Saturday, May 12, 2012

Competition? Christlikeness


COMPETITION
I have a hard time finding any place in the life of the believer for competition.  Perhaps it’s due to a very warped understanding on my part – and I’m open to that.  But in my experience, although we couch it in “nice” double-speak, competition is about beating another person or team.

Yes, I understand that competition is a test of skills and abilities as well as strategy and teamwork but, at least in my experience, there is that underlying drive to defeat – beat – conquer – crush the other person or team.  I was raised to compete, to win, to crush my opponent utterly.  It wasn’t about being first – it was about be the only.

My first experience with competition was against my dad.  He was a fencer – and pretty good.  When I was around six or seven he decided to toughen me up and make a competitor by making me fence with him.  He was about 6 foot 3 or so and in pretty good shape.  I was about 3.5 feet tall and relatively round.

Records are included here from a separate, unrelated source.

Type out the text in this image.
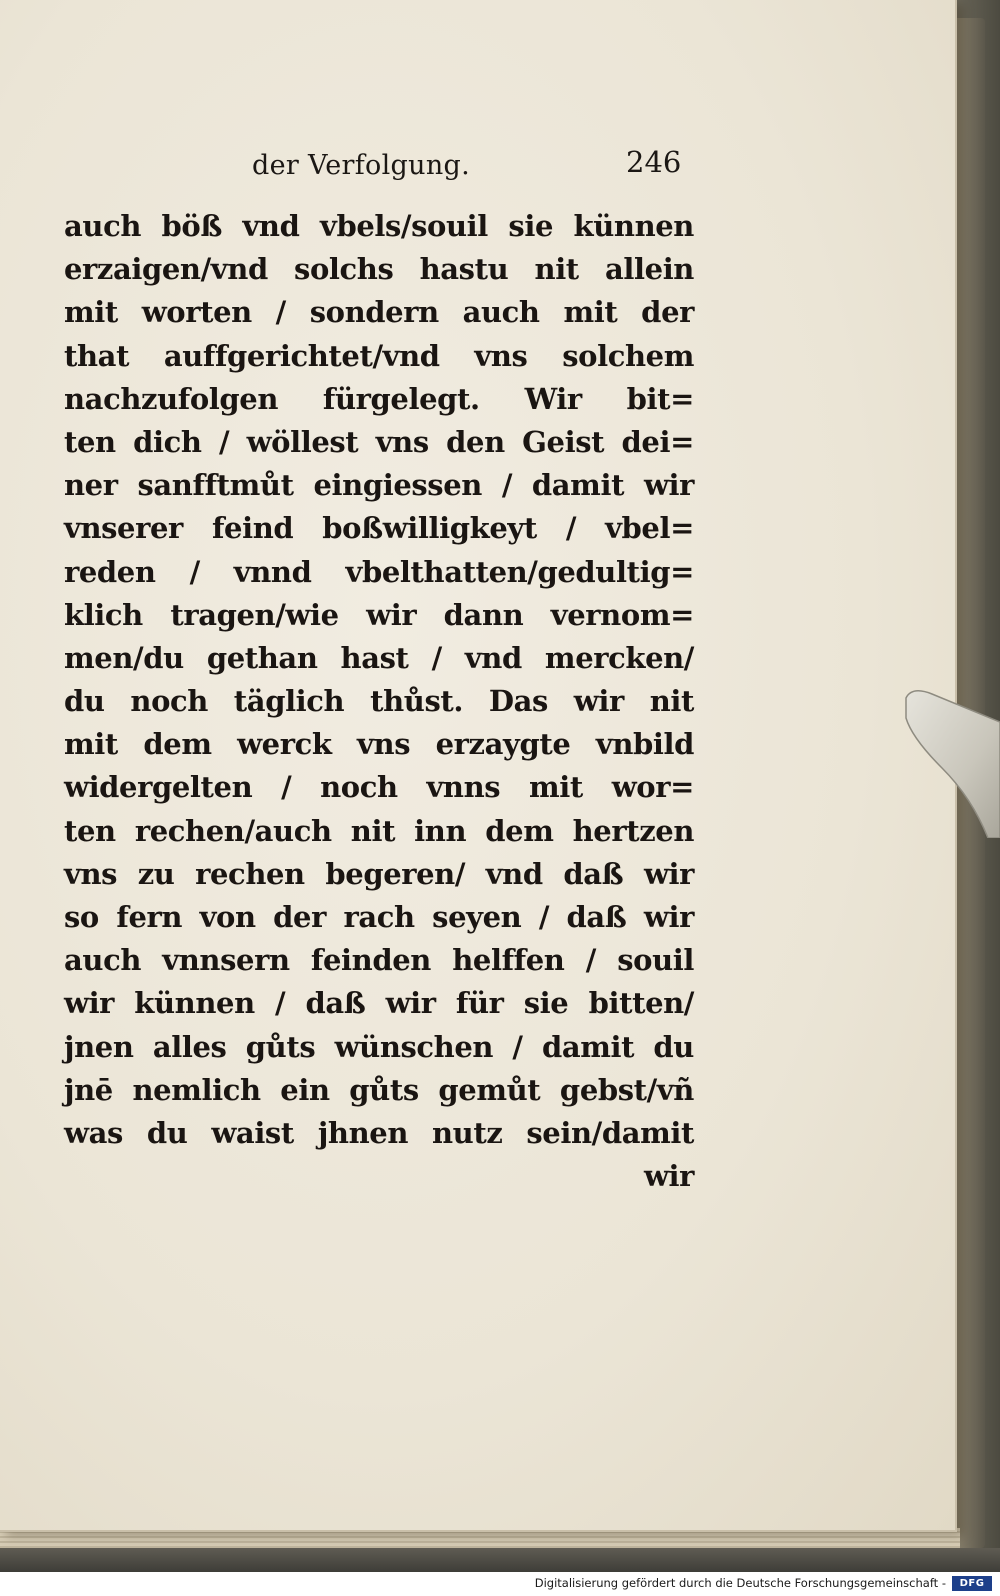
der Verfolgung.	246
auch böß vnd vbels/souil sie künnen
erzaigen/vnd solchs hastu nit allein
mit worten / sondern auch mit der
that auffgerichtet/vnd vns solchem
nachzufolgen fürgelegt. Wir bit=
ten dich / wöllest vns den Geist dei=
ner sanfftmůt eingiessen / damit wir
vnserer feind boßwilligkeyt / vbel=
reden / vnnd vbelthatten/gedultig=
klich tragen/wie wir dann vernom=
men/du gethan hast / vnd mercken/
du noch täglich thůst. Das wir nit
mit dem werck vns erzaygte vnbild
widergelten / noch vnns mit wor=
ten rechen/auch nit inn dem hertzen
vns zu rechen begeren/ vnd daß wir
so fern von der rach seyen / daß wir
auch vnnsern feinden helffen / souil
wir künnen / daß wir für sie bitten/
jnen alles gůts wünschen / damit du
jnē nemlich ein gůts gemůt gebst/vñ
was du waist jhnen nutz sein/damit
wir
Digitalisierung gefördert durch die Deutsche Forschungsgemeinschaft -	DFG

I can still remember those painful and humiliating sessions.  I still have the scar in the back of my throat where he “accidentally” stabbed me.  I can still feel the pain of being swatted with a foil.  See, in his view one was only a winner if one’s opponent was – well – destroyed and humiliated.

I was fortunate in that we left him when I was still salvageable.  But when we moved back to the US everyone said I had to play football (I was a little taller and not so round).  I had never seen American football.  I had played “soccer” which is a game of skill, strategy and finesse.  Football simply looked stupid to me.  I could not conceive of how it could be “fun.”  Still don’t.

Well I played football but I wasn’t much into “killing the quarterback,” or stuffing the running back.”  I wasn’t into hurting people much at all.

Then I got jumped by a group of toughs from my high-school and something snapped.  I challenged all of them to meet me and get in a single file and I offered to fight them one at a time.  Of course I had some back-up in the form of some friends of my older sister just to keep it fair.

They never showed and things really changed for me at school.  Then I got into power-lifting.  I loved it – my competition was gravity and muscle failure.  I went at it whole-heartedly.  I began to look like a power-lift and people around me changed.

There was something gratifying about being able to intimidate people just by being there.  It was the polar opposite from what my dad had made me feel.  Something snapped again.  I was going to be a winner – no matter what.

It all came to a head years later on the Racquet-ball court.  A friend of mine and I were playing and he started to rag on me (he was very very good).  Something snapped.  I quit wanting to win and started wanting to destroy.  Well, to make a long story short, we both left the court bloody and bruised.  I never played Racquet-ball “competitively” again.

Actually I never did anything competitive that put me in direct contact with another human being.  I just didn’t trust myself.  I have “competed” in a lot of things but they are things in which I can focus on beating myself – improving my skills without any comparison to others.

When I was shooting competitively it was a struggle.  Some folks just have to rag on others by chest thumping and crowing.  It got to the point to where I was tempted to get a “Match Disqualification” right at the first shooting stage.  This would allow me to shoot the match without worrying about my “score” in relationship to others.  But I gave it up when the economy went south and it got too expensive.

How do you teach competition without that element of what I can only see as “enemy identification?”  We talk in terms of beating, crushing, defeating, etc. the other competitor(s).  They have to go down!  

Here’s the question.  How do we, as followers of the Prince of Peace, handle competition?  In thinking about kids and the instilling of an adversarial attitude towards those we compete against it concerns me greatly.  We want to be (and our kids to be) winners, but how do we do it without designating those we compete against as “the enemy?”  How do we keep ourselves (and our kids) from the typical rage and anger used to motivate “winners?”  Why is our “best” only good when we “beat” another?

I think of Eric Liddell and am amazed.